Говорят, что женщина — более земное существо, чем мужчина, и нередко в этом приходится убеждаться. Но в сердце прекрасной женщины хранится загадочная призма, которая отражает, отбрасывает жаркие, пронизанные богатым содержанием чувств лучи и с жадностью впитывает в себя скупой холодный свет, излучаемый ее избранником.

На моем пути не раз вставали удивительные женщины. Точно свыше была послана мне Марика. Как взмахи светлых крыльев, были её хлопоты, забота, советы, внимание. Её можно уподобить дивным католическим монахиням, преисполненным добросердечием и христианской любовью, которые помогали сирым, выхаживали больных, жертвовали собой, шли за других в газовые камеры...

К начальнику кбч иногда заходила бледная, худенькая, изможденная жена. За верность ей пришлось испить такую чашу страданий, что страшно даже подумать. В несравнимо более диких, чудовищных условиях она была наследницей духа Марии Волконской, поехавшей в начале девятнадцатого века в Сибирь к своему ссыльному мужу-декабристу.

По приезде в свободный мир жизнь столкнула меня с плеядой западных женщин, которые скромно и незаметно ткут волшебные узоры милосердия.

Советская женщина по своим задаткам не уступит своим западным сестрам, но дикое массовое безбожие изуродовало ее душу, а скотски тяжёлая жизнь до крайности затруднила проявление духовных сил вне отведённой для неё ячейки. Но те, кто невзирая на все препятствия, искусственно наваленные на их пути, обретают Бога и волю творить истинное добро, способны, благодаря своей внутренней силе, возрасти до подлинного величия и блеска.

Неудавшийся полководец

Начальником кбч был бывший офицер царской армии. Он был похож на большого медведя и в то время был ещё достаточно крепким. Голова его уже полысела, к тому же, он остриг её наголо; мускулатура лица была сильной и подвижной; правда, несколько портил очень курносый нос. Жизнь поломала весельчака и балагура по натуре, он стал едко насмешливым и, видимо, опасаясь своего языка, заставлял себя быть молчаливым. Он был вечно голоден, так как советский паёк был слишком мал для его габаритов, и частенько напрашивался дежурить на лагерную кухню. Ко мне он относился благосклонно. Кажется, его фамилия была Николаевский. Он был выразителем целой эпохи. К этому времени своё он уже рассказал, теперь же знал, где и что можно говорить, был скуп на слова и шутки. Я слышал больше отдельные возгласы, видел усмешки, мимику лица и огромных рук. В кбч он охотно беседовал о выгребных ямах, ассенизационных обозах, ремонте трапов, а также — по обязанности — о рытье могильных ям, об изготовлении бирок с номером, которые привязывают к большому пальцу умершего зэка, об изготовлении и установке для котлованов с трупами табличек с особыми секретными шифрами... Подобно великому Кювье, восстановившему по одной кости допотопного чудовища его облик, можно с немалым вероятием дать главные вехи жизни этого человека по ряду узловых точек из близкой и понятной нам эпохи, по переживаниям современников и недавних участников прошлых боёв.

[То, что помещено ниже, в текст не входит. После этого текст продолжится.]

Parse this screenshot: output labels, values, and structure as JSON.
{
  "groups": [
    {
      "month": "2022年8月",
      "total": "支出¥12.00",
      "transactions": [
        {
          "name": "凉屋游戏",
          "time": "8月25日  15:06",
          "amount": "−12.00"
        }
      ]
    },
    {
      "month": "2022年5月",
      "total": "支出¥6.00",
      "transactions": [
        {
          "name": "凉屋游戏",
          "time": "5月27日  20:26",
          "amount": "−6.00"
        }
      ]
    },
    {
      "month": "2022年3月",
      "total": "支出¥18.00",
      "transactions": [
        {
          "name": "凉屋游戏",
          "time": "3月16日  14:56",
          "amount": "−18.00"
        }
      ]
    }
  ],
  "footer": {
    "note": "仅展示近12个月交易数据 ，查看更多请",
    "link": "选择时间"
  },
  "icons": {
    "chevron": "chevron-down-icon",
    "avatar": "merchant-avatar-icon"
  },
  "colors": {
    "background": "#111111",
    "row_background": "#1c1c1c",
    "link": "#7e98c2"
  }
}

— Молодой офицер, участвует в первой мировой войне, получает Георгиевский крест за воинскую доблесть. Об этой полосе жизни он иногда разрешал себе рассказывать. Коль скоро шла война с Германией, его подвиги снова стали патриотичными, хотя до 1936 года все войны царского правительства рассматривались советской властью как реакционные и подлежащие всемерному осуждению.

— В период Временного правительства в 1917 году он приезжает на побывку. Когда он вышел на площадь у Александровского вокзала в Москве, на него наскочили солдаты с намерением сорвать погоны, но через несколько секунд нападавшие катались по мостовой, испробовав его медвежью силу, а остальные стояли вокруг с озадаченным видом. В Америке он непременно стал бы чемпионом по боксу... Он вспомнил об этом происшествии в отсутствие дневального, рассказывая нам о столкновении с начальником управления Левинсоном в сорок третьем, когда чекистам нацепили старые русские погоны, а он отмочил что-то по поводу звездочек, которые с него сняли двадцать пять лет назад и теперь надели на другие плечи...

— В Белой армии Колчака он был ранен и захвачен в плен, но его не расстреляли, так как он согласился проводить подготовку красноармейцев. В 1920 году он воевал в рядах Красной армии с поляками. Затем следуют годы мытарств, преследований, тюрем, лагерей, ставших единственным местом, где он мог существовать в условно вольнонаёмном состоянии.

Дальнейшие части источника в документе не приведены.